Crude oil prices in the international market fell below zero for the first time ever, but still, petrol and diesel prices in India are hovering near Rs 70 per litre and Rs 62 per litre, not falling at all in line. What is it that is holding up retail fuel prices? Is the government not allowing the benefits to pass on to the consumers? Here, it is important to understand that the retail prices of fuel do not depend only on the crude oil prices. In the build-up of petrol price in India, the base price, which is governed by the crude oil price, plays only a 40 per cent role in determining the overall price of petrol. Here are a few key reasons why petrol and diesel in India are still costly despite the recent crash in crude oil prices.

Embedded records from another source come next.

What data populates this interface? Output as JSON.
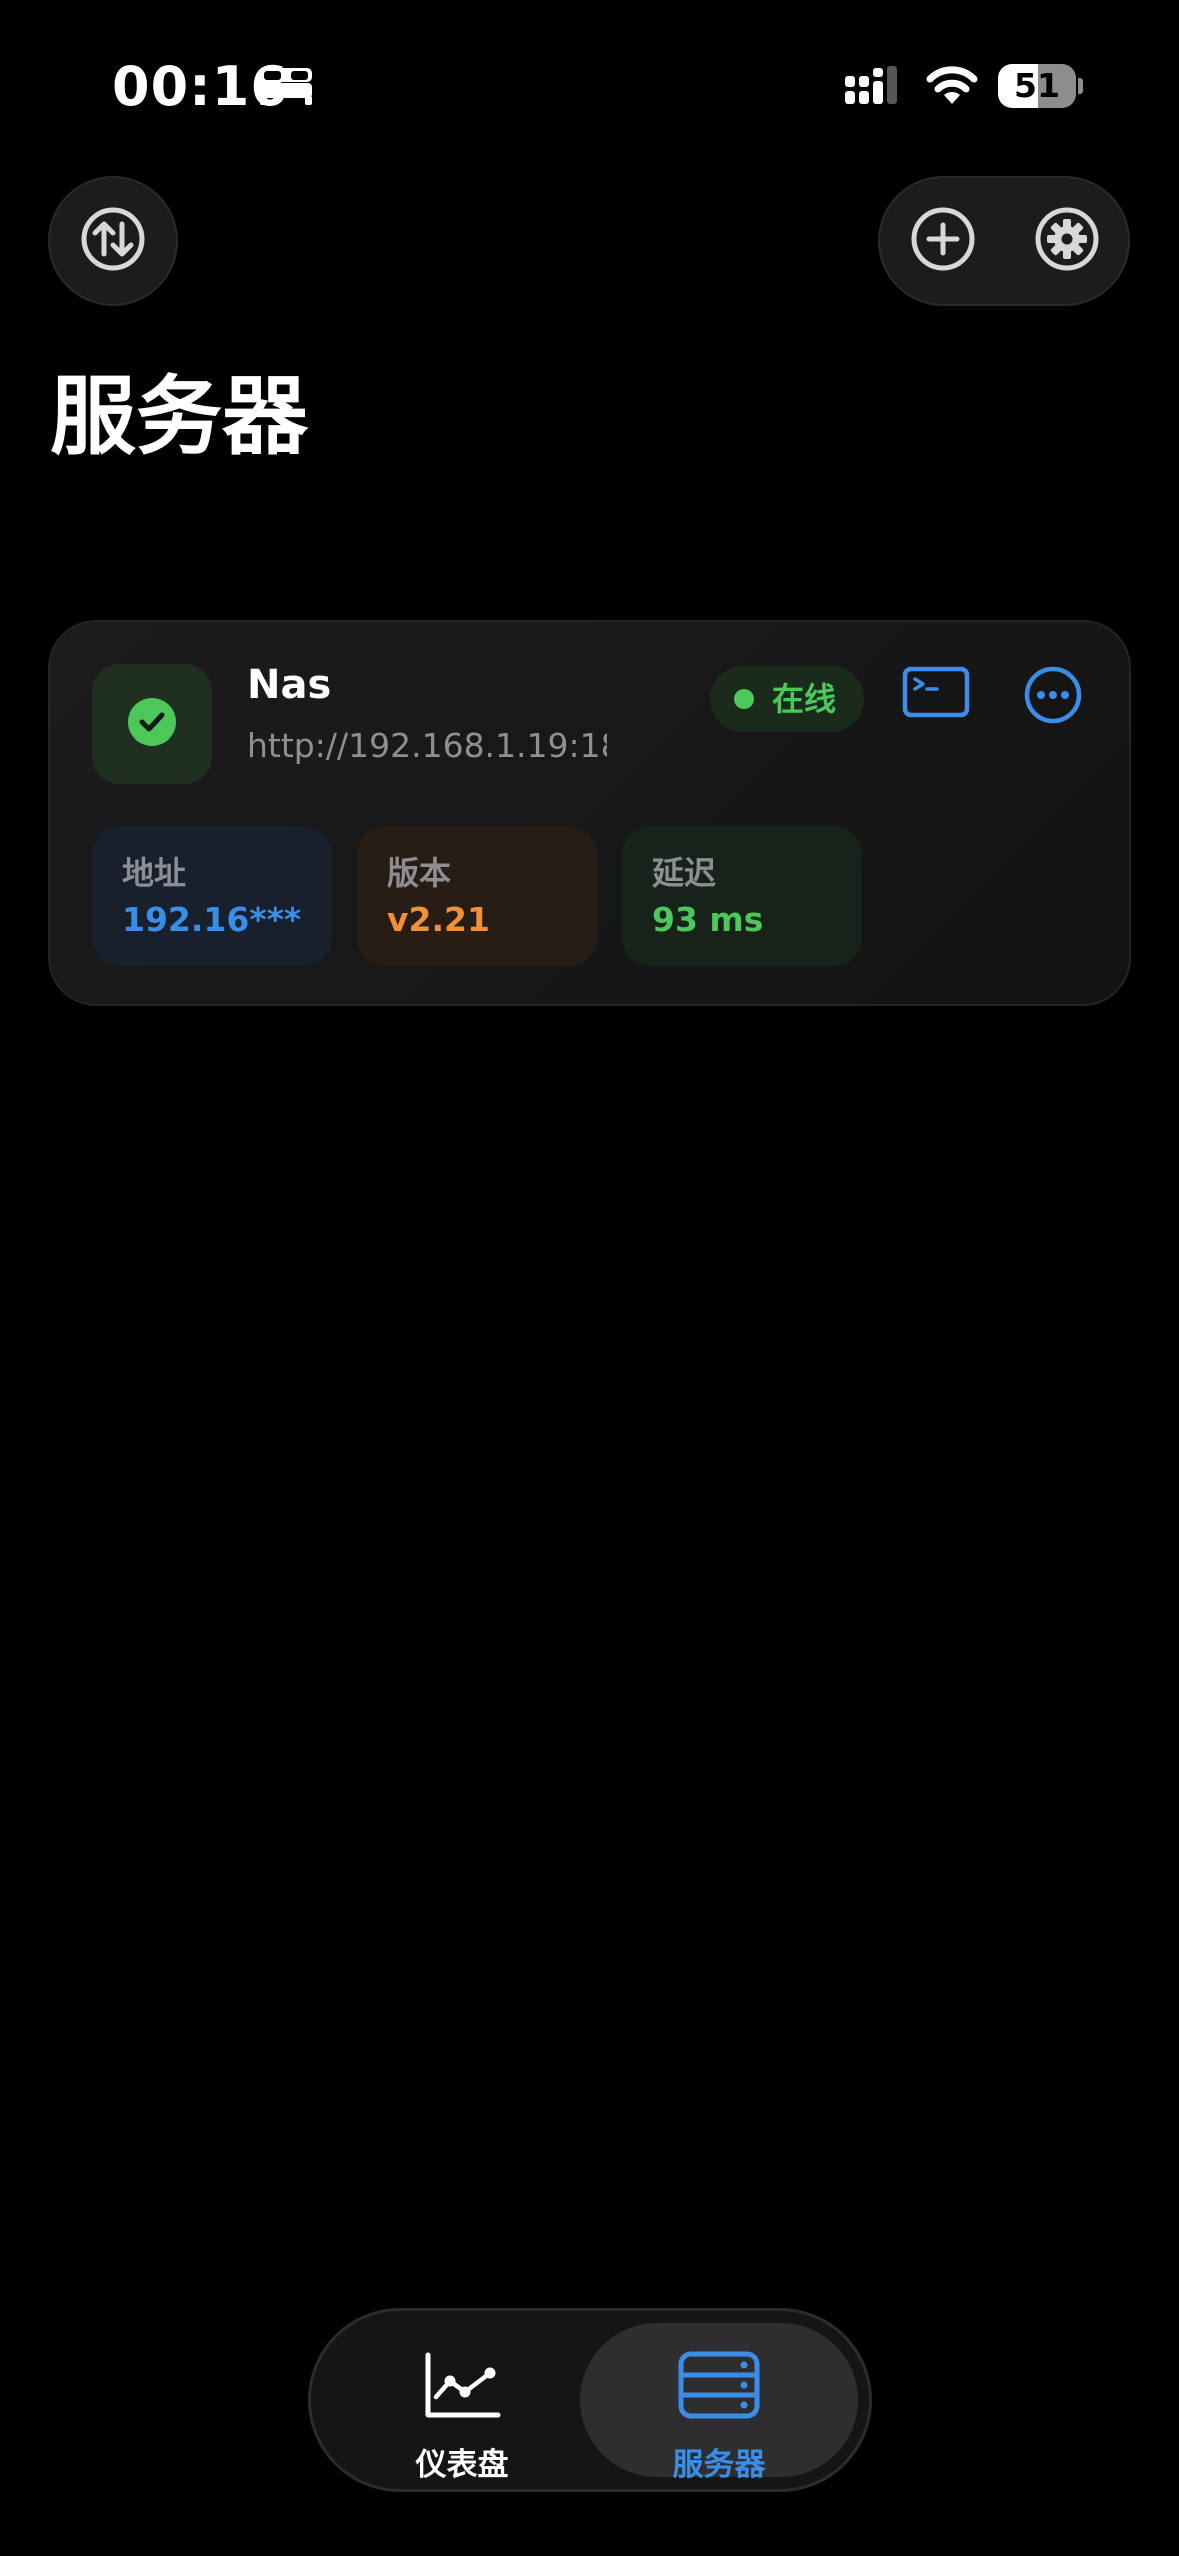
{
  "status_bar": {
    "time": "00:16",
    "battery_level": "51",
    "battery_fraction": 0.51
  },
  "header": {
    "left_button_icon": "swap-arrows-icon",
    "add_button_icon": "plus-circle-icon",
    "settings_button_icon": "gear-icon"
  },
  "page": {
    "title": "服务器"
  },
  "server": {
    "name": "Nas",
    "url": "http://192.168.1.19:18...",
    "status": "在线",
    "stats": [
      {
        "label": "地址",
        "value": "192.16***",
        "color": "#3a8ee8"
      },
      {
        "label": "版本",
        "value": "v2.21",
        "color": "#f0913a"
      },
      {
        "label": "延迟",
        "value": "93 ms",
        "color": "#4cc85a"
      }
    ]
  },
  "tab_bar": {
    "tabs": [
      {
        "label": "仪表盘",
        "icon": "line-chart-icon",
        "active": false
      },
      {
        "label": "服务器",
        "icon": "server-rack-icon",
        "active": true
      }
    ]
  },
  "colors": {
    "accent_blue": "#3a8ee8",
    "online_green": "#4cc85a",
    "version_orange": "#f0913a"
  }
}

First of all, crude oil prices REALLY DID NOT fall below zero for India
The category of crude oil for which the price fell below zero was WTI, which is traded in the US. Moreover, the price fell below zero only for the May delivery contracts, which were due for immediate expiry on Tuesday. The July WTI delivery contracts were at the time still trading at above $20 per barrel. Further, the Indian basket of oil is dominated by another benchmark, the Brent crude oil prices, which were still ruling even higher. Today, the Brent is trading at $16.54 a barrel in Asia, freely falling from $24 per barrel on Tuesday. In a petrol price of Rs 69.59 per litre, the base price is only Rs 27.96 and the rest are the domestic charges including taxes and duties, according to data from Indian Oil Corp.

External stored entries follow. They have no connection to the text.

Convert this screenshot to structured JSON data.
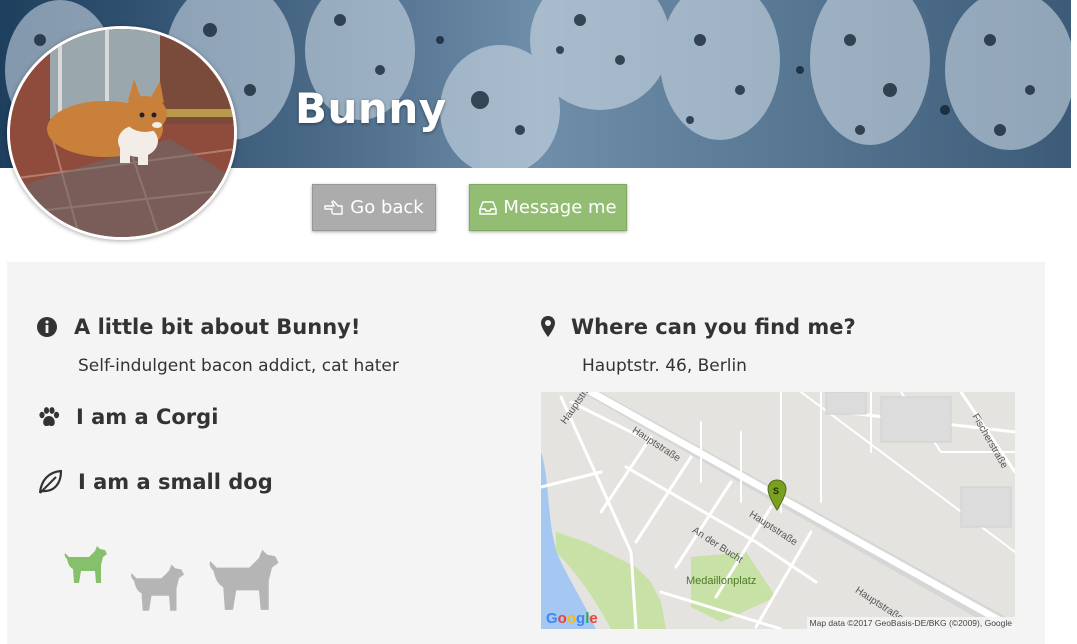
{
  "profile": {
    "name": "Bunny"
  },
  "buttons": {
    "back_label": "Go back",
    "message_label": "Message me"
  },
  "about": {
    "heading": "A little bit about Bunny!",
    "description": "Self-indulgent bacon addict, cat hater",
    "breed": "I am a Corgi",
    "size": "I am a small dog",
    "size_options": [
      "small",
      "medium",
      "large"
    ],
    "selected_size": "small"
  },
  "location": {
    "heading": "Where can you find me?",
    "address": "Hauptstr. 46, Berlin"
  },
  "map": {
    "street_labels": [
      "Hauptstraße",
      "Hauptstraße",
      "Hauptstraße",
      "Hauptstraße",
      "An der Bucht",
      "Fischerstraße"
    ],
    "park_label": "Medaillonplatz",
    "marker_letter": "S",
    "logo": "Google",
    "attribution": "Map data ©2017 GeoBasis-DE/BKG (©2009), Google"
  },
  "colors": {
    "accent_green": "#94bd74",
    "button_gray": "#acacac",
    "selected_size_color": "#86c06c",
    "unselected_size_color": "#b5b5b5",
    "text": "#333333"
  },
  "icons": {
    "about": "info-circle-icon",
    "location": "map-marker-icon",
    "breed": "paw-icon",
    "size": "leaf-icon",
    "back": "hand-point-left-icon",
    "message": "inbox-icon"
  }
}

Government is keeping the benefit for itself, and making up for tax shortfall
“The fall in crude oil prices has not transmitted into the retail prices of petrol and diesel. However, the plunge in consumption of various fuels, especially during the lockdown period, would have an adverse impact on the state governments’ revenues,” Aditi Nayar, Principal Economist, ICRA, told Financial Express Online. To take advantage of the cheap raw material, the government is also trying to collect more taxes from fuel, which can be used to offset other losses.
Excise duty on petrol and diesel was hiked by Rs 3 per litre last month and the special excise duty on petrol was hiked by Rs 2 to Rs 8 per litre in case of petrol and to Rs 4 in case of diesel. Additionally, road cess was also raised by Rs 1 per litre each on petrol and diesel to Rs 10. Though the government is trying to make the most out of the rising crude prices, it is not expected to make a significant difference to the financials.

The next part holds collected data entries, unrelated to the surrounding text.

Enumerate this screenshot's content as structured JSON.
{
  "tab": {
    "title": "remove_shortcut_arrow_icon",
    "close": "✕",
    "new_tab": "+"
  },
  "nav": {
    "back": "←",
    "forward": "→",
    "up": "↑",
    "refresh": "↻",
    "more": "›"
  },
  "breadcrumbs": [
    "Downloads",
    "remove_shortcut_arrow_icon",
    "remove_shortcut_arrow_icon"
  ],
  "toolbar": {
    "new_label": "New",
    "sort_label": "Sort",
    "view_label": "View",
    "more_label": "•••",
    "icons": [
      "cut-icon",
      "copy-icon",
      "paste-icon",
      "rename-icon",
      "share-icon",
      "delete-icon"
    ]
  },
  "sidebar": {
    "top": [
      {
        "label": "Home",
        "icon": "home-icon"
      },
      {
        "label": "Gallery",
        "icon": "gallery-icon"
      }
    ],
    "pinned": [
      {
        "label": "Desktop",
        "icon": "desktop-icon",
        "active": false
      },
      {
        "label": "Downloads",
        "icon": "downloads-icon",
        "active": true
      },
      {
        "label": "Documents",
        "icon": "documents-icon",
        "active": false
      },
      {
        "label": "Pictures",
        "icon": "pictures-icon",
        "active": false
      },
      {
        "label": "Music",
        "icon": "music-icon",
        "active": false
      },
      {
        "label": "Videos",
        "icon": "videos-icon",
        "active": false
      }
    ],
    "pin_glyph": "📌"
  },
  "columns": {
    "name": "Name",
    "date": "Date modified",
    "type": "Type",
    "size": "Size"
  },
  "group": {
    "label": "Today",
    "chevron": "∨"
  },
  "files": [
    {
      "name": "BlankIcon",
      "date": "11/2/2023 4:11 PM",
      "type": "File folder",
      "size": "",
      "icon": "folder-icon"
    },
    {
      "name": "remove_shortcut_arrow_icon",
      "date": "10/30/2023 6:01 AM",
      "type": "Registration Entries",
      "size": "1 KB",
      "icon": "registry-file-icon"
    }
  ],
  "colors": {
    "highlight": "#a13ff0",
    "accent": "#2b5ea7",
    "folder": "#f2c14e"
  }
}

The subsidy extended by the Government of India on petroleum products, budgeted at Rs 41,000 crore for the current financial year 2020-21, forms the smallest component of major subsidies, hence, any savings on this front will pale in comparison to the expected loss of tax revenues during the lockdown period, Aditi Nayar added.
Oil companies are using low crude oil prices to cut losses
Strict lockdown across the country has restricted the movement of vehicles, causing a severe slump in fuel demand. This has also caused tremendous loss to the oil marketing companies (OMCs). In order to take care of those losses, the oil companies are not allowing the benefits to pass on to the retailers, and are instead using low crude oil prices to offset their own losses. Even apart from these reasons, there are multiple factors including USD-INR exchange rate, etc that play an equally important role in determining the overall retail prices of petrol and diesel.